Keynote speaker TV documentary maker Louis Theroux reflected on the value of cultural interactions in the final event of World Travel Market 2023. In a packed Q&A session, he told the audience there was a mentally freeing aspect to immersion in a different setting or way of life.
Born in Singapore to a British producer for the BBC World Service and American travel writer Paul Theroux, he grew up in the UK.
Within his liberal household he said his mother encouraged him “to question aspects of our culturalisation,” while his father mocked British accents and norms. He then attended a private school he described as “nostalgic for the Empire,” where he was both a conscientious student and keen to fit in with miscreants.
“The Ying and Yang of being naughty but also hardworking… disruptive but also diligent and focused,” he said had since bled into his career. He added the sweet spot was finding something that made you feel creative but that you could deliver with care and restraint. “Be respectful but also cheeky,” he advised.
Expected to pursue a writing career, he said he was drawn instead to broadcasting as he feared being compared to his father.
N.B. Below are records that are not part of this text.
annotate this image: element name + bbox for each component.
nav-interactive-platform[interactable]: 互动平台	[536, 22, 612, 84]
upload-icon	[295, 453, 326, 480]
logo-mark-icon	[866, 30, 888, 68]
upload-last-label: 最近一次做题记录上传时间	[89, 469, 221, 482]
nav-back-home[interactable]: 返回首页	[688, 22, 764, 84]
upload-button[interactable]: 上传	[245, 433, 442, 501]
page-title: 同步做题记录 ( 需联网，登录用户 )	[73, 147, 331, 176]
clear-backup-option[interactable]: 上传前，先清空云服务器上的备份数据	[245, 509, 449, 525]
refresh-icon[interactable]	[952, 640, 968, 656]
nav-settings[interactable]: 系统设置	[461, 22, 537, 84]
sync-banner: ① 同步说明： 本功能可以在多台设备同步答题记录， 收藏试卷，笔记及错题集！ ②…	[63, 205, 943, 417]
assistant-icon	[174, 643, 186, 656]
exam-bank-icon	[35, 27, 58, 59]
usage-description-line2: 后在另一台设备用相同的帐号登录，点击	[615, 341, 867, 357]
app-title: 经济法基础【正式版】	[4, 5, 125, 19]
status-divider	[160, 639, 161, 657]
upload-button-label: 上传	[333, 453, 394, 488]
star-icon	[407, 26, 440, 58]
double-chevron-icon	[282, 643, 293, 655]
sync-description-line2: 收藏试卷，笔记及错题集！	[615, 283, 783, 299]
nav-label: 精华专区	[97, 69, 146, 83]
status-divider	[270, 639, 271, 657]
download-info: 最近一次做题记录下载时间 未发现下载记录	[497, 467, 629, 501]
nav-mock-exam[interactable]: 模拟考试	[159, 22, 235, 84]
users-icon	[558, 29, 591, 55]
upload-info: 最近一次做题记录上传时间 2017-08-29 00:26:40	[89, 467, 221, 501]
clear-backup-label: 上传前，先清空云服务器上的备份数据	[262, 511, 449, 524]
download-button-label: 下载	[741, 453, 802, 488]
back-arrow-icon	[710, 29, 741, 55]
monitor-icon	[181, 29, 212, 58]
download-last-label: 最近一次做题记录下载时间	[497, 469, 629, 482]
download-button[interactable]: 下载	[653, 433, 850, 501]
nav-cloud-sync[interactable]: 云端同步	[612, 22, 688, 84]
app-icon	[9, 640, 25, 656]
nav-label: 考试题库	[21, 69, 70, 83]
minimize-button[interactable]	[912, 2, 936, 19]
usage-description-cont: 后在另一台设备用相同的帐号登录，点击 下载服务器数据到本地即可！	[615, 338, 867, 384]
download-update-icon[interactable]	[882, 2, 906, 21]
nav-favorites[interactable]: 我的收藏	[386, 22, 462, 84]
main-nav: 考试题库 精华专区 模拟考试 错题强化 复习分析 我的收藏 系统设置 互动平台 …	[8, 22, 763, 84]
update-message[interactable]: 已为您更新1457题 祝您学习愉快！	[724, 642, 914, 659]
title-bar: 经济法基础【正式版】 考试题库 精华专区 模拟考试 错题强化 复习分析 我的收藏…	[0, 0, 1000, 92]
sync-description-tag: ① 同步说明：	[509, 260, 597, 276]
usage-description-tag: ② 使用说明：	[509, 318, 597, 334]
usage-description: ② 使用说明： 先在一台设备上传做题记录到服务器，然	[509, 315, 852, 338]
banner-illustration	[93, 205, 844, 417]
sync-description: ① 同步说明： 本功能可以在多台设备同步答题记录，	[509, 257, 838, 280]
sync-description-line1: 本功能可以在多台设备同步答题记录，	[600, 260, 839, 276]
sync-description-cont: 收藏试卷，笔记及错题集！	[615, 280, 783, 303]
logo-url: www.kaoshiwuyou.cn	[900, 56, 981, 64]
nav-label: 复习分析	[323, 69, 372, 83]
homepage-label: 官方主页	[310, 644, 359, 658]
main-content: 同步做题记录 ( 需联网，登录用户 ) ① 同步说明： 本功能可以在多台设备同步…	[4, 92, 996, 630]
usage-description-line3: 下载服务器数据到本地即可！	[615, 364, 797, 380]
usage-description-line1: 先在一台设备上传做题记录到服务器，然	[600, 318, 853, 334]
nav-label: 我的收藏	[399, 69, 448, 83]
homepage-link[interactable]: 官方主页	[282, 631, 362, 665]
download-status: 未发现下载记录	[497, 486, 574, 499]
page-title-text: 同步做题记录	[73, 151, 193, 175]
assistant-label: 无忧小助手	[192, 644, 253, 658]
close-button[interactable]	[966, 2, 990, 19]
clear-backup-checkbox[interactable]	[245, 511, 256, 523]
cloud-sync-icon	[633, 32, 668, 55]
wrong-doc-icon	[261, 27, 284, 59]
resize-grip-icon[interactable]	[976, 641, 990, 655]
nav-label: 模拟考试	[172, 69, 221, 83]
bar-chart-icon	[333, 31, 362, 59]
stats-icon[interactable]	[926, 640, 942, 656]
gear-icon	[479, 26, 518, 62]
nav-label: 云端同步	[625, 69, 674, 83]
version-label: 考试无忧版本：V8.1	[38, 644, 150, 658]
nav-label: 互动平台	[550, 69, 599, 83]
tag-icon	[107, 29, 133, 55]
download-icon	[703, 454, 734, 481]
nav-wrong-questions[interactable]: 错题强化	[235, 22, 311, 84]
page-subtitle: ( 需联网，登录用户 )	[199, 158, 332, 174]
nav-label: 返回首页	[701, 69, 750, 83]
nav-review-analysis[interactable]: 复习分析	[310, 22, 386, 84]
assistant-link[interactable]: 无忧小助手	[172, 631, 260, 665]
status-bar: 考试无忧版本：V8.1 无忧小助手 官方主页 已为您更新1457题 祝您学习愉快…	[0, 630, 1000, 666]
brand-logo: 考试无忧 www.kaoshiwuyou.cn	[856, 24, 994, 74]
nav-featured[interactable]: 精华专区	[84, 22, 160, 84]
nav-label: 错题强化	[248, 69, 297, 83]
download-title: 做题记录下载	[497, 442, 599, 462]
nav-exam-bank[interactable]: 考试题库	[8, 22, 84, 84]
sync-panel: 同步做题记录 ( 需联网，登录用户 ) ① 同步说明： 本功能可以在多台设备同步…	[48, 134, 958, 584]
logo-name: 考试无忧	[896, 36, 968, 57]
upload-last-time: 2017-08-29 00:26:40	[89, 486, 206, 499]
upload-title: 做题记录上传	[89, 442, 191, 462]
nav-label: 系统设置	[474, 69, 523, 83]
His work has since led him into often into difficult situations, such as interacting with cult leaders and neo-Nazis. But he said he latches onto what is curious about a person, recognising, “even if they have hateful views, they are [often] confused people trying to reach out.”
He gave the example of the neo-Nazi filmed enthusing about his favorite British sitcoms. “I sometimes say, the weirdest thing about weird people is how normal they are,” he added.
Of interactions with different cultures, he advised. “Be prepared, be respectful and listen. Be aware of the red flags in terms of what is going to cause offence.”
Recognising the trends for both experiential and sustainable travel, he pointed out excitement often comes from “meeting extraordinary people, as opposed to travelling extraordinary distances.”
He recommended: “Have experiences that mean you get deep quickly, rather than places that are giving you a buffet and an Elvis show… not that I’m not partial to an Elvis show.”
He said North Korea would be on his wishlist for future travel because it is the country he considers to be closest to a cult.
Although his favourite US city is New York, he also admitted a fondness for San Jose, a place often lampooned as bland. He said he felt freed by the sharp contrast to the “almost Dickensian” atmosphere of the historic London streets around his home.
He explained: “When you are decontextualised it can declutter your head in some way. You’re so out of context everything is possible. Like an existential reboot.”